Synopsis
The aim of this book is to raise questions about the investigation of identity, community and change in prehistory, and to challenge the current state of debate in Central European Neolithic archaeology. Although the LBK is one of the best researched Neolithic cultures in Europe, here the material is used in order to further explore the interconnection between individuals, households, settlements and regions, explicitly addressing questions of Neolithic society and lived experience. By embracing a variety of approaches and voices, this volume draws out some of the cross-cutting concerns which unite LBK studies in their different regional research contexts and paves the way for further debate on the subject.
Table of Contents
Introduction: researching across borders (Penny Bickle and Daniela Hofmann)
Diverging trajectories? Forager-farmer interaction in the southern part of the Lower Rhine area and the applicability of contact models (Luc Amkreutz, Bart Vanmontfort and Leo Verhart)
Frontier settlements of the LBK in central Belgium (Marc Lodewijckx, with Corrie Bakels)
The extreme eastern periphery of the Linearbandkeramik: the landscape and geographical contexts (Olga Larina)
Settlement history of the Linear Band Pottery culture in Kuyavia (Joanna Pyzel)
The exchange of LBK adze blades in central Europe: an example for economic investigations in archaeology (Britta Ramminger)
Settlement history, land use and social networks of early Neolithic communities in western Germany (Erich Classen)
First reflections on the exploitation of animals in Villeneuve-Saint-Germain society at the end of the early Neolithic in the Paris Basin (France) (Lisandre Bedault)
Scene by the brook: early Neolithic landscape perspectives in the Paris Basin (Penny Bickle)
Mobility in a sedentary society: insights from isotope analysis of LBK human and animal teeth (Corina Knipper)
New aspects and models for Bandkeramik settlement research (Oliver Ruck)
A monumental prestige patchwork (Joachim Pechtl)
The LBK settlement with pit enclosure at Herxheim near Landau (Palatinate) (Andrea Zeeb-Lanz, Rose-Marie Arbogast, Fabian Haack, Miriam Haidle, Christian Jeunesse, Jorg Orschiedt, Dirk Schimmelpfennig and Samuel van Willigen)

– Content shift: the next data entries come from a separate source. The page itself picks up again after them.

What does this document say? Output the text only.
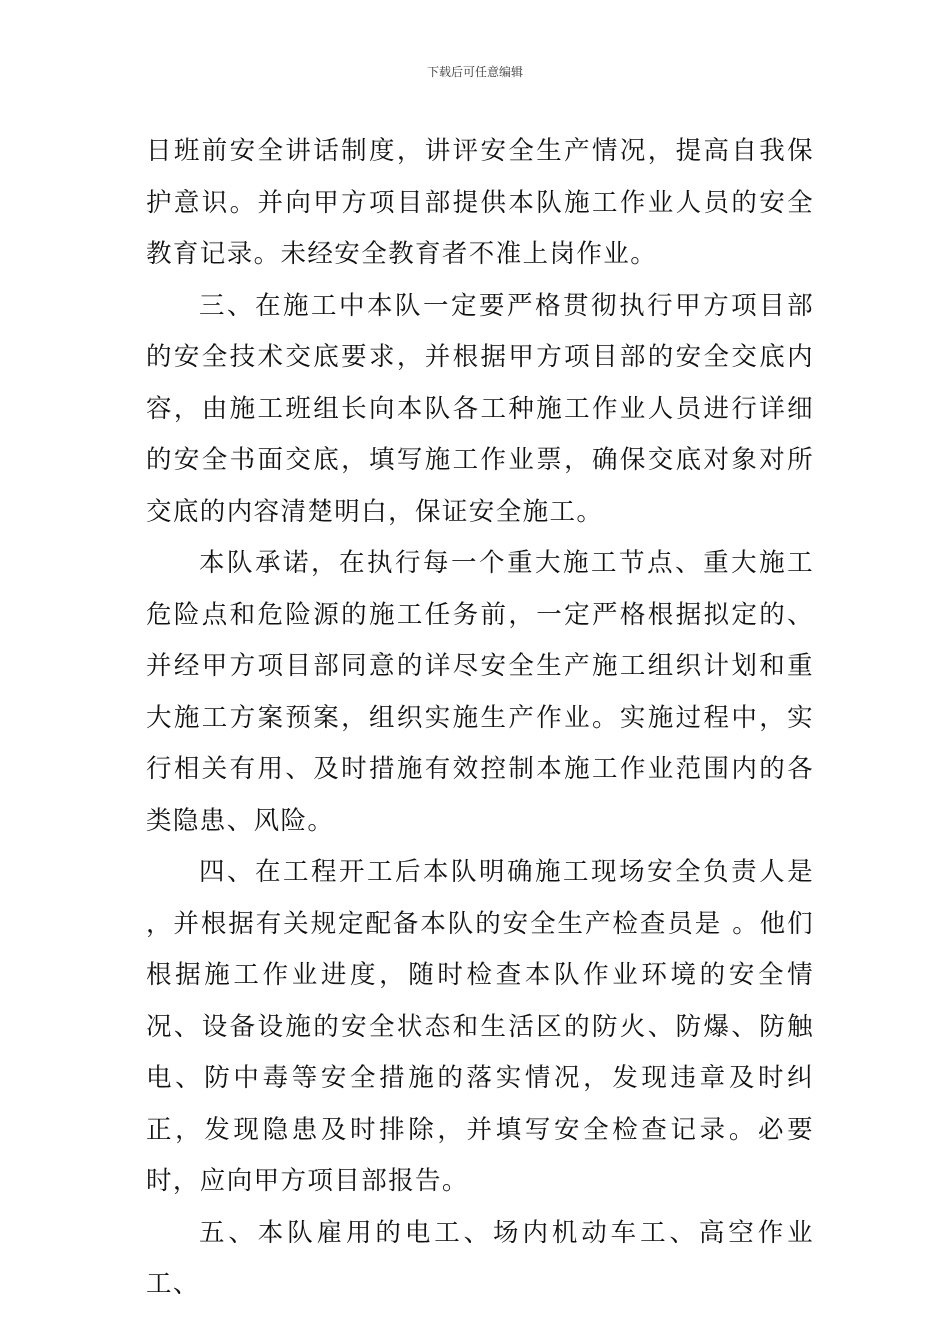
下载后可任意编辑

日班前安全讲话制度，讲评安全生产情况，提高自我保护意识。并向甲方项目部提供本队施工作业人员的安全教育记录。未经安全教育者不准上岗作业。

三、在施工中本队一定要严格贯彻执行甲方项目部的安全技术交底要求，并根据甲方项目部的安全交底内容，由施工班组长向本队各工种施工作业人员进行详细的安全书面交底，填写施工作业票，确保交底对象对所交底的内容清楚明白，保证安全施工。

本队承诺，在执行每一个重大施工节点、重大施工危险点和危险源的施工任务前，一定严格根据拟定的、并经甲方项目部同意的详尽安全生产施工组织计划和重大施工方案预案，组织实施生产作业。实施过程中，实行相关有用、及时措施有效控制本施工作业范围内的各类隐患、风险。

四、在工程开工后本队明确施工现场安全负责人是 ，并根据有关规定配备本队的安全生产检查员是 。他们根据施工作业进度，随时检查本队作业环境的安全情况、设备设施的安全状态和生活区的防火、防爆、防触电、防中毒等安全措施的落实情况，发现违章及时纠正，发现隐患及时排除，并填写安全检查记录。必要时，应向甲方项目部报告。

五、本队雇用的电工、场内机动车工、高空作业工、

Cemetery and settlement burial in the Lower Bavarian LBK (Daniela Hofmann)
Bone temper in early Neolithic vessels from southern Poland. Examinations using Scanning Microscopy (Anna Rauba-Bukowska)
The people who lived in longhouses: what's the big idea? (Alasdair Whittle)
About the Author
Daniela Hofmann has obtained her PhD from Cardiff University and is currently Junior Professor at Hamburg University, Germany. She has published extensively on funerary archaeology, as well as the figurines and domestic architecture of the central European Neolithic, but she is also interested in instances of structured deposition and in spheres of exchange.
Penny Bickle is a lecturer in archaeology at the Univerity of York. She holds a PhD from the University of Cardiff. The main focus of her research is Neolithic Europe, especially in the application of bioarchaeological methods to various sites and time periods to inform on issues of identity and social diversity, and how we can use burial practices to uncover the social lives and lifeways of the earliest farmers in Europe.